The "burden" idea raises it's ugly again again after the incredibly sad deaths of 3 children with a genetic condition. I will not comment on what happened but one knock on effect is the resulting "better off dead" comments and the lack of appreciation from some that the life of a disabled child lost is just as significant/ worthy of grief as that of a healthy able bodied child. As a result many news articles have attempted to show how hard life can be for parents of disabled children ( thanks for showing that) how we have to battle and fight on for everything our children need ( true) and how we are left exhausted ( again true). Presumably in an attempt to show how a parent could potentially be driven to do such a thing ( allegedly). So while I appreciate the publicity showing the realities of bringing up a child with a severe disability I am left feeling resoundingly uncomfortable with the thinly veiled implication that somehow the deaths of the 3 children are understandable given the situation. It frightens me that people who can't ever understand the situation could think that. I keep hearing " burden" in my head and I don't like where that train of thought could take society. 

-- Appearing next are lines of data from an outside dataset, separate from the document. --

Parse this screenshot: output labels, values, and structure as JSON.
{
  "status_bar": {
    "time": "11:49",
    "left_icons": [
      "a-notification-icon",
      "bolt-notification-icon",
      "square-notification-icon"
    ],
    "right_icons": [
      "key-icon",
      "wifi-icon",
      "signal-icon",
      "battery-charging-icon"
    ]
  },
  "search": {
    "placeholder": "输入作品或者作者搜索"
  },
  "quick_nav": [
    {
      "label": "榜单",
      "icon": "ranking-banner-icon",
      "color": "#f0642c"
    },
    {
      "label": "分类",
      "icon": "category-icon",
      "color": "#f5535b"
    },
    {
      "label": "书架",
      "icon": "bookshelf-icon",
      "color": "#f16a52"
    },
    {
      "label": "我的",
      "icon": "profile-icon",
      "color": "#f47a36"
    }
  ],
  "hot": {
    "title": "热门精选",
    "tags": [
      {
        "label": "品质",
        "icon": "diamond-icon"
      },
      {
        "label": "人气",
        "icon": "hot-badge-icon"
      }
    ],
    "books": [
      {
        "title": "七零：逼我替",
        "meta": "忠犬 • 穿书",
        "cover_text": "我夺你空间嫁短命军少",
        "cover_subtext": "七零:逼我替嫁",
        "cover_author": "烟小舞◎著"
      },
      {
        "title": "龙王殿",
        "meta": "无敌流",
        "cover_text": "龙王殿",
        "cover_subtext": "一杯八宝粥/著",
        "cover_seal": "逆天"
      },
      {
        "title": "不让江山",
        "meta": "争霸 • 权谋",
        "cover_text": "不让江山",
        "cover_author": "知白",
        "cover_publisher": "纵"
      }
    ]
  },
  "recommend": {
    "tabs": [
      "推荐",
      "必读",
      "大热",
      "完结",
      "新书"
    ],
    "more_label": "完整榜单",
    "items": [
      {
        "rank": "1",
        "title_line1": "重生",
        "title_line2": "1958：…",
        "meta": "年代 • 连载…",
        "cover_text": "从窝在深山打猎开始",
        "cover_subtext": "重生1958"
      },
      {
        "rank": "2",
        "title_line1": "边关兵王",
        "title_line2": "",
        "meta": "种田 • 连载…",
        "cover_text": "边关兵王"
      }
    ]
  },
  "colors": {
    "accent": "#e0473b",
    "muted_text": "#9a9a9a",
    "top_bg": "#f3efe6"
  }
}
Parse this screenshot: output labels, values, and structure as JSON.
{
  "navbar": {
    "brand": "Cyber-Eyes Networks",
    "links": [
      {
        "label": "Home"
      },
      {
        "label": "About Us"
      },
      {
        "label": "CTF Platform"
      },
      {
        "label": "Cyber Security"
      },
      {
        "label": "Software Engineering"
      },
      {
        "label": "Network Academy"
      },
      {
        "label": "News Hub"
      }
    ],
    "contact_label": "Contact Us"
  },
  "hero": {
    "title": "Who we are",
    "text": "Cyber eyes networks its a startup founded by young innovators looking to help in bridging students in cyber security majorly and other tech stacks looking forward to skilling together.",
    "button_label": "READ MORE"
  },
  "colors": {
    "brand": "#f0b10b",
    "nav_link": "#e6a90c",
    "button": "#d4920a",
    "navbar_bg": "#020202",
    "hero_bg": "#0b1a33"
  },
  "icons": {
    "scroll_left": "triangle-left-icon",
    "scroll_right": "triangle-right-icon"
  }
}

This article below left me thoroughly depressed. I ended up thinking " is this my future? Will I feel like this in 20 yrs time?" ( if he's still alive and i bloody well hope he is).  I'm sure it exacted sympathy from the general public but...

I can't help hoping people I know didn't read it and think how awful our life must be, because it isn't. 

http://www.independent.ie/world-news/europe/the-love-hope-and-despair-of-caring-for-a-disabled-child-30221251.html

It's all gone a bit heavy hasn't it. That wasn't my intent but quite unavoidable. really given the subject. I think for me personally I hope that people can see how difficult our life is at times, how we have our own version of normal, but that they can see Nate isn't a burden. We are lucky to have him. He's a wonderful little boy. Yes he's hard work. Yes we have had to make a number of difficult decisions and changes to our lives but that's ok. Nate's life has value. He has worth. I hope no one ever thinks we would be better off without him. it's not a "shame". Don't feel sorry for us just appreciate the level of care he needs and what we do for him, but know we get much back in return. 

Here's Nate and his grandma's puppy Daisy. 

What we do need is public support not pity. It's all very well and good thinking " oh the poor children" but you need to acknowledge and understand the effects of the huge amount of cuts being made to all people young and old with a disability. And... well start saying

 " that's not on" 

Rather than 

"we're all in this together" 

with regards to austerity measures. 

http://www.theguardian.com/commentisfree/2014/apr/27/disabled-children-and-carers-need-more-than-pity?CMP=twt_gu 

An absolutely brilliant response to and continuation of the guardian column is this. Please read

http://www.mamalewis.com/2014/04/27/what-your-prayers-mean-27042014-disabled-guardian/

So in summary. 

Nate is lush. 

Things are tricky. 

Things will get harder. 

Don't judge

Show your support. 

Don't think it's all bad. It's not.

And if in doubt "send lasagne" as mamalewis says.